Profil des covoitureurs Ways-Up - Des urbains connectés et à haut revenus qui valorisent la relation sociale et l'impact environnemental plus que le gain économique qui reste marginal
Profil des covoitureurs Ways-Up

Comment créer une appli de covoiturage qui soit utilisée ?

L’approche de Wayz-Up : des services aux utilisateurs !

Depuis 3 ans environ que Wayz-Up a démarré ses premiers tests, j’apprécie leur vision de départ reposant sur des services à destination des covoitureurs et de leurs entreprises, de nature à favoriser l’utilisation de l’application au quotidien (l’un des gros freins, les covoitureurs réguliers n’ayant pas besoin des applications traditionnelles), ce qui permet de développer des services à plus forte valeur ajoutée, notamment du covoiturage dynamique. Ce n’est pas la seule approche possible : ceux qui disposent déjà d’une énorme base d’utilisateurs quotidiens comme Waze ou Uber peuvent directement essayer de proposer ce type de services directement.

Pour une entreprise comme Wayz-Up tout est plus compliqué. Il leur faut une stratégie d’acquisition d’utilisateurs bottom-up : aller chercher les utilisateurs, si possible par groupes d’affinités et de proximité géographique. L’approche traditionnelle, reprise par Wayz-Up, est de travailler avec de grandes entreprises ou institutions, idéalement sur l’ensemble d’une zone d’activité ou industrielle. L’intérêt est d’accéder à une population relativement homogène sur un même lieu géographique. L’inconvénient est le modèle économique : il faut mobiliser une équipe commerciale pour convaincre les entreprises une à une, et une équipe d’animation pour faire connaître le service et le faire utiliser.
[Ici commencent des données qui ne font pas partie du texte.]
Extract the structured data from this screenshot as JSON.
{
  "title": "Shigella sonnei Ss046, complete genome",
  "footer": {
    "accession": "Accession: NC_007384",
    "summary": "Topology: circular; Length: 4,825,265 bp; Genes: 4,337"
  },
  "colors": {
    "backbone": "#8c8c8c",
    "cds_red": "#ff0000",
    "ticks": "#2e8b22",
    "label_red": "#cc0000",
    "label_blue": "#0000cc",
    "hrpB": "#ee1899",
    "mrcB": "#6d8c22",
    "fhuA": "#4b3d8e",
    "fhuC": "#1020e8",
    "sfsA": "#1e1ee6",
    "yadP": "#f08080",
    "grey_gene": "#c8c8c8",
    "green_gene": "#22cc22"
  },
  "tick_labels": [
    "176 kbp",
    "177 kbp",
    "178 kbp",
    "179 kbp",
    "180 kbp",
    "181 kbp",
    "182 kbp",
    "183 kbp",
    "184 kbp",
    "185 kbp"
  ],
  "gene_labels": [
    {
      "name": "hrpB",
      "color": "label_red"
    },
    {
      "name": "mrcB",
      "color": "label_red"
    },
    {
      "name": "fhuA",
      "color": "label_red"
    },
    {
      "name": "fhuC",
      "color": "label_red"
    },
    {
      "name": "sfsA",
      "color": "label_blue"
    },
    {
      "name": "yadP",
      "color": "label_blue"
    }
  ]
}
L’approche servicielle de Wayz-Up fut relativement précurseur et prometteuse il y a 3 ans, puisqu’ils misaient sur le suivi des trajets avec l’appli pour simplifier la gestion financière et éventuellement permettre à terme des incitations (y compris financières) de la part de l’entreprise. 3 ans après les choses semblent avoir bien progressé avec une appli fonctionnelle, simple et assez agréable d’utilisation. L’IHM a été pensée exclusivement pour l’usage domicile – travail régulier, ce qui présente les inconvénients de ses avantages. Celle-ci permet de déclarer un trajet domicile-travail régulier (si vos trajets origine-destination et horaires sont irréguliers cela semble peu pratique en revanche), d’échanger des messages dans l’application avec les covoitureurs, et de déclarer des covoiturages pour gérer les frais. L’utilisation de sélecteurs visuels directement sur la carte est pratique, on les retrouve sur d’autres applis.

Un cadre trop contraignant pour innover ?

Donc nous avons une bonne appli, quelques (grosses) entreprises clientes, une quarantaine de sites étant référencés dans l’application, et quelques milliers d’utilisateurs inscrits (30 000 inscrits dont 13 000 offreurs de trajets selon eux). Et aussi des investisseurs, dont Mobivia qui a testé le covoiturage par le passé (Greencove, cédé à la SNCF pour créer IDVroom).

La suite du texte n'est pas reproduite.